In what appears to be the first battle in the "Christmas Wars" for the 2009 season, a federal lawsuit has been filed by a Warren, Michigan resident challenging the county's decision to end a 63-year old tradition of his family's displaying a privately-constructed and maintained Nativity Scene on the median of a road in the city. The complaint (full text) in Satawa v. Board of County Road Commissioners of Macomb County, (ED MI, filed 10/23/2009), alleges that the county's denial to plaintiff of a permit to set up the display is a content-based infringement on freedom of speech in a traditional public forum and a denial of equal protection. The county first raised an objection in 2008 after receiving a letter (full text) from the Freedom from Religion Foundation complaining that the display on public property violates the Establishment Clause. Plaintiff removed the display last year since he had not applied for a permit. This year he applied, and was denied a permit. In addition to his speech and equal protection claims, plaintiff charges that the denial violates the Establishment Clause because it lacks a valid secular purpose and has the primary effect of inhibiting religion.

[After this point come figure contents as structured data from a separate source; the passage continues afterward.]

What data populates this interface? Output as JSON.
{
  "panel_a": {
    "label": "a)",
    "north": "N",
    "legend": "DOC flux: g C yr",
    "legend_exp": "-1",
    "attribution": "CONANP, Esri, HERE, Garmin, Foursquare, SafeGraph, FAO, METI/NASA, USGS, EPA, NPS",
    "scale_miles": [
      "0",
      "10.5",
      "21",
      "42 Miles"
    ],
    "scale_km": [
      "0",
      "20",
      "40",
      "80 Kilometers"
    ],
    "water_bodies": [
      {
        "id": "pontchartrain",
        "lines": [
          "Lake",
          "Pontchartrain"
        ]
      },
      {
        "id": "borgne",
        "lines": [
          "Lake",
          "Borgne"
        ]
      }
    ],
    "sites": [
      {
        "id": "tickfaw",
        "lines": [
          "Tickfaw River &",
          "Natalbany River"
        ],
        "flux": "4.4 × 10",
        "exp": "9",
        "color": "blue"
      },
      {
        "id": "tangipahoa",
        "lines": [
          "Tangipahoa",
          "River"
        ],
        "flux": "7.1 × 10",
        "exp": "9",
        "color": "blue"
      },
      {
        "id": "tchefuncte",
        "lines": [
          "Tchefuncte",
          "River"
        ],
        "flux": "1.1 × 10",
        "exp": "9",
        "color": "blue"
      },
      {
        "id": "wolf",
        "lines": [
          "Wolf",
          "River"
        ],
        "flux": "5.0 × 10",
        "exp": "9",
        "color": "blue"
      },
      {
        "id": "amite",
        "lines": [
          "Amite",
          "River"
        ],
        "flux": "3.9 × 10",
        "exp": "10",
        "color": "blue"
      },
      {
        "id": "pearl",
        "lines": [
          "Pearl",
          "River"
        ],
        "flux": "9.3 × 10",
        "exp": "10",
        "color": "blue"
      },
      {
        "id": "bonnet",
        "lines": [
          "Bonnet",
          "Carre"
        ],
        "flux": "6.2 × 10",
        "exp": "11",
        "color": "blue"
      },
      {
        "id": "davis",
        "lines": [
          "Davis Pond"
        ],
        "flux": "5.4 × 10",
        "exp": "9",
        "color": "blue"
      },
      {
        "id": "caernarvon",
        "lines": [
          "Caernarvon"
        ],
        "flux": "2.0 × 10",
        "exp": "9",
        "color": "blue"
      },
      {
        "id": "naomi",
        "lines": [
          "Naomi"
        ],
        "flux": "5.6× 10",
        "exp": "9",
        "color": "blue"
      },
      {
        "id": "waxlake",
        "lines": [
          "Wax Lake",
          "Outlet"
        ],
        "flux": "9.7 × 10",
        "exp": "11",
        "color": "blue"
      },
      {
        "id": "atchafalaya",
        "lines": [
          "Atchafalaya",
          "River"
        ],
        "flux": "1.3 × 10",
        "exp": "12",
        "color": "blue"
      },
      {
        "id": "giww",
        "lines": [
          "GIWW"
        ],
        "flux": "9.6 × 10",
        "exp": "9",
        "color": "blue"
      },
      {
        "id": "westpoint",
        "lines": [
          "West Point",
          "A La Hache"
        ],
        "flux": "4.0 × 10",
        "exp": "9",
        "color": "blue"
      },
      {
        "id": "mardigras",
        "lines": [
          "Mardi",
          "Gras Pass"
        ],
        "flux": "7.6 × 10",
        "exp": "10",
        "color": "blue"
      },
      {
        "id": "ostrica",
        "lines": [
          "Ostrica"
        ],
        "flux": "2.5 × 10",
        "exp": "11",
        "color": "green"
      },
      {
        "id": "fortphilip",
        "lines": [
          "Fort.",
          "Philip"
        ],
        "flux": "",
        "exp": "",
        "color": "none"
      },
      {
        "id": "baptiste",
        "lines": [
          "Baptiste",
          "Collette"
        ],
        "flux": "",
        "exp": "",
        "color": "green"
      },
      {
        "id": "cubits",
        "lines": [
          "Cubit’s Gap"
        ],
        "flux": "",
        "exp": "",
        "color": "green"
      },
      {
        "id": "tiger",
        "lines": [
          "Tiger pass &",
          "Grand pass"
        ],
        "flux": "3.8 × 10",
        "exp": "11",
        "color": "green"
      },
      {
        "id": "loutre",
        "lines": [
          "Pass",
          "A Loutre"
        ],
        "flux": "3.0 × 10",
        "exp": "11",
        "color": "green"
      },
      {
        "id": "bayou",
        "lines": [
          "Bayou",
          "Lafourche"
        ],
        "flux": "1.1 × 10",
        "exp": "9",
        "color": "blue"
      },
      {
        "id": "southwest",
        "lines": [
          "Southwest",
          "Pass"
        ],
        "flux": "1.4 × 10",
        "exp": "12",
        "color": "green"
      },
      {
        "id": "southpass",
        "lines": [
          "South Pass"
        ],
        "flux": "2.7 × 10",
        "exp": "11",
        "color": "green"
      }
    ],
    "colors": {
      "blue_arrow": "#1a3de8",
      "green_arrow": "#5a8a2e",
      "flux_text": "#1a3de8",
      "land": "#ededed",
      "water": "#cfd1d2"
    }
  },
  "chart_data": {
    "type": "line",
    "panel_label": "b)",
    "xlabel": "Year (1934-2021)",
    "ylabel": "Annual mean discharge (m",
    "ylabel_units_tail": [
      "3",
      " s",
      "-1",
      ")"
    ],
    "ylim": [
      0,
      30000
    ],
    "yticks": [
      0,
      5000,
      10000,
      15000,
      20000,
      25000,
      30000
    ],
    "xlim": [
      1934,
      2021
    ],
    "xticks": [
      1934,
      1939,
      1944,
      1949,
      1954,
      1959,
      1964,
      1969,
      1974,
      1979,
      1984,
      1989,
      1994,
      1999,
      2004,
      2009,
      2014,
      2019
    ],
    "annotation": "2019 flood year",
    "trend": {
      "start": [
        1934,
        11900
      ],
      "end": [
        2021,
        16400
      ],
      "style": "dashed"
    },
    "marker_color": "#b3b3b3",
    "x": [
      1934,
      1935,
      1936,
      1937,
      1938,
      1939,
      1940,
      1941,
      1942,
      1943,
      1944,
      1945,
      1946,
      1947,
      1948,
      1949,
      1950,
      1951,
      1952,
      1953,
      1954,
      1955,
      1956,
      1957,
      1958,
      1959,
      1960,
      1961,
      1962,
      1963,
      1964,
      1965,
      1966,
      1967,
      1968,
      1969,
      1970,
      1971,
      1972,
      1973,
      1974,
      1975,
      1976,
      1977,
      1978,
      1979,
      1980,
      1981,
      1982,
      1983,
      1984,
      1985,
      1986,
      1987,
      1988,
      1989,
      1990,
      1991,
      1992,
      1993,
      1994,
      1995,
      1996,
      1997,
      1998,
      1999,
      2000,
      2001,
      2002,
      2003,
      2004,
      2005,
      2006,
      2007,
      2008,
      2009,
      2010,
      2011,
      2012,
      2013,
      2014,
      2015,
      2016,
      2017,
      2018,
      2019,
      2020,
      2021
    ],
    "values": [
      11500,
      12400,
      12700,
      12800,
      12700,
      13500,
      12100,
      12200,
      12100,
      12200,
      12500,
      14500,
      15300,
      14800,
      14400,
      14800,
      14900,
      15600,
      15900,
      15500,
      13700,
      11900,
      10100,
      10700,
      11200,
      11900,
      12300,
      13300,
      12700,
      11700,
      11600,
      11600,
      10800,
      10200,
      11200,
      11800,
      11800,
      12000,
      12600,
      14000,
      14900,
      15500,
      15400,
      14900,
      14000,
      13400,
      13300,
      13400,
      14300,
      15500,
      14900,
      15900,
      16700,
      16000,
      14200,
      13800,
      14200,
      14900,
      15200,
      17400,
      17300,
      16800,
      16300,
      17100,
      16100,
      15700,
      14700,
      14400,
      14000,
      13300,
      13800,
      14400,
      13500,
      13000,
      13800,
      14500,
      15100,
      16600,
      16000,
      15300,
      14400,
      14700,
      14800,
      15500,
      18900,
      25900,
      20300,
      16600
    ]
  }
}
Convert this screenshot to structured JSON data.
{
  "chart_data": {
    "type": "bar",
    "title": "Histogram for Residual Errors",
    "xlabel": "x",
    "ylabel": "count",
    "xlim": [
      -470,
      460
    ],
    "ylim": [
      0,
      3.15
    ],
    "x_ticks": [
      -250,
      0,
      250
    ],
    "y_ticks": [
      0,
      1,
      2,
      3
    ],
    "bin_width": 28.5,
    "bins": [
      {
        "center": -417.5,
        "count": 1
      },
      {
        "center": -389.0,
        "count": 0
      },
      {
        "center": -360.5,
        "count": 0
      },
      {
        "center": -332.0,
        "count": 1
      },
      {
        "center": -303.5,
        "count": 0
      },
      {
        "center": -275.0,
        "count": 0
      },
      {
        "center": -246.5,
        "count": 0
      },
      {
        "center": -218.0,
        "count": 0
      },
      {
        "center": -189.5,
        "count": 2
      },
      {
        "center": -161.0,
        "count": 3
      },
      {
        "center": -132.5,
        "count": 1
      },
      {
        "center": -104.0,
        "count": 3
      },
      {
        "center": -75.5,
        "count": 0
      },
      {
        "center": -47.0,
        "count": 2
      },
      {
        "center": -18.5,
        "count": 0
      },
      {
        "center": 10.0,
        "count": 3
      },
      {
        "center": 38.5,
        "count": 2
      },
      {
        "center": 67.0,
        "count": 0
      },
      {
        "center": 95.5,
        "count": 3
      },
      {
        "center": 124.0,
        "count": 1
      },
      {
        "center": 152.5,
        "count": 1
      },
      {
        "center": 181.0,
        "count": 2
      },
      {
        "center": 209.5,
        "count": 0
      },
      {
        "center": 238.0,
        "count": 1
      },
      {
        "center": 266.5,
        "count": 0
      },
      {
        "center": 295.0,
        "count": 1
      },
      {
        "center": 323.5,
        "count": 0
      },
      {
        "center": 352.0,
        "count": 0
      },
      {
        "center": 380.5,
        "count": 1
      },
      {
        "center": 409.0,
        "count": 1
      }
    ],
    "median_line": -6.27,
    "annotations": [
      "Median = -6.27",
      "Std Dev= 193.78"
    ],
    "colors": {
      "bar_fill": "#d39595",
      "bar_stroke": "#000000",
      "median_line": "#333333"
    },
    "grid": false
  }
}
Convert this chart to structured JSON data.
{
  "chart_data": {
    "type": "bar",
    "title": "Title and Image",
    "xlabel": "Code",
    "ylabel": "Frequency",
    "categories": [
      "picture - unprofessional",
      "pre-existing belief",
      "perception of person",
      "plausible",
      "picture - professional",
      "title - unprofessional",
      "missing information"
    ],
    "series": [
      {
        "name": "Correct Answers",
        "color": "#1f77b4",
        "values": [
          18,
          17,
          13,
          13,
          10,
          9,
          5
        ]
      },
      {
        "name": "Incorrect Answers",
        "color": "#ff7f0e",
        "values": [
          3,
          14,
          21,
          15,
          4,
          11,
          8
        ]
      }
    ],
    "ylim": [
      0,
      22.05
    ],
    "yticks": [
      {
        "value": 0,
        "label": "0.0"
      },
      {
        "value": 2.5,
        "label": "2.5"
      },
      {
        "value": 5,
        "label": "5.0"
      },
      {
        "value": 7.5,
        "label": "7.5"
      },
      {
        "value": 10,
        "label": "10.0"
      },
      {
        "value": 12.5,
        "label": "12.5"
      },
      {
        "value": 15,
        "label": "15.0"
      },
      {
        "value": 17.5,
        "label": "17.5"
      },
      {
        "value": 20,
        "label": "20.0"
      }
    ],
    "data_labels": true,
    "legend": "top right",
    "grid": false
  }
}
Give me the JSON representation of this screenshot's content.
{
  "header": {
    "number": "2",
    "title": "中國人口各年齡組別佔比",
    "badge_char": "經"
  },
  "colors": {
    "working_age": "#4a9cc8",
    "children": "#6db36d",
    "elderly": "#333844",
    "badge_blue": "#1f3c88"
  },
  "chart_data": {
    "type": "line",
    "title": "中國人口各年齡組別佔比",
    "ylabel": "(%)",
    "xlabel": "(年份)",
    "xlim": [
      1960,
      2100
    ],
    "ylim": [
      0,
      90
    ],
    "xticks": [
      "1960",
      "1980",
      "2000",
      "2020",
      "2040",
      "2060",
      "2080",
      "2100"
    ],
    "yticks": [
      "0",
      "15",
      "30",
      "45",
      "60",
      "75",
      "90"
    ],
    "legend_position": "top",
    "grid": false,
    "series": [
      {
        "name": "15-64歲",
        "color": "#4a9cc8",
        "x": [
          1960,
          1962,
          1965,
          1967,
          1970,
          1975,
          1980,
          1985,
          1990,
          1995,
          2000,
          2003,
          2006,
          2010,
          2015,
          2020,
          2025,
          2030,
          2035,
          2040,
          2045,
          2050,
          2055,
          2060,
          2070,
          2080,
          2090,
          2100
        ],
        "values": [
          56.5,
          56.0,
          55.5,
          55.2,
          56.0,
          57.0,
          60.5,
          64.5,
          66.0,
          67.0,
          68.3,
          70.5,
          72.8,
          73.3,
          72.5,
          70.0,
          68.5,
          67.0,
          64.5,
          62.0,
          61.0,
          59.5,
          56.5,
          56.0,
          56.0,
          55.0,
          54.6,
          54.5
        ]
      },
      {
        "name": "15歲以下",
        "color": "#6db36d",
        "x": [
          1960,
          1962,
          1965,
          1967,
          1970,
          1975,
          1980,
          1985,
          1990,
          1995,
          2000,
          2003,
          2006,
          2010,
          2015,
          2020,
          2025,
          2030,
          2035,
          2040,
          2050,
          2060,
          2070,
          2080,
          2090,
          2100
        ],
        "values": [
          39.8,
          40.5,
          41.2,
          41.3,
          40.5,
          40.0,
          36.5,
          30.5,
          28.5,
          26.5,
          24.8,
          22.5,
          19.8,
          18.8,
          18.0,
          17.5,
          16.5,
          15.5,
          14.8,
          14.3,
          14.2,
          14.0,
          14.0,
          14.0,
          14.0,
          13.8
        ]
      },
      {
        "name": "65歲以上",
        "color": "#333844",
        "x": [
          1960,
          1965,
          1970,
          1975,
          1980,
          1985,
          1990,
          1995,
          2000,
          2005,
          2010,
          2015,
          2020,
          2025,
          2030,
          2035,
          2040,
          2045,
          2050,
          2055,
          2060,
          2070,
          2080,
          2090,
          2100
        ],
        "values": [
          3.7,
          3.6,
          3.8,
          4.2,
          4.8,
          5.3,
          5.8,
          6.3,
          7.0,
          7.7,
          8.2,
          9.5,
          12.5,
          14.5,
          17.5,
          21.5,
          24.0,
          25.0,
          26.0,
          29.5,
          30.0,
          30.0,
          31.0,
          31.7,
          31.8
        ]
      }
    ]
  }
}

A press release from the Thomas More Law Center, announcing the filing of the lawsuit, quotes the Center's president, Richard Thompson, who said:
Every Christmas holiday, militant atheists, acting like the Taliban, use the phrase 'separation of church and state,' — nowhere found in our constitution — as a means of intimidating municipalities and schools into removing expressions celebrating Christmas, a National Holiday.... However, the grand purpose of our Founding Fathers and the First Amendment was to protect religion, not eliminate it.... [S]ystematic exclusion of Christmas symbols during the holiday season is itself inconsistent with the Constitution.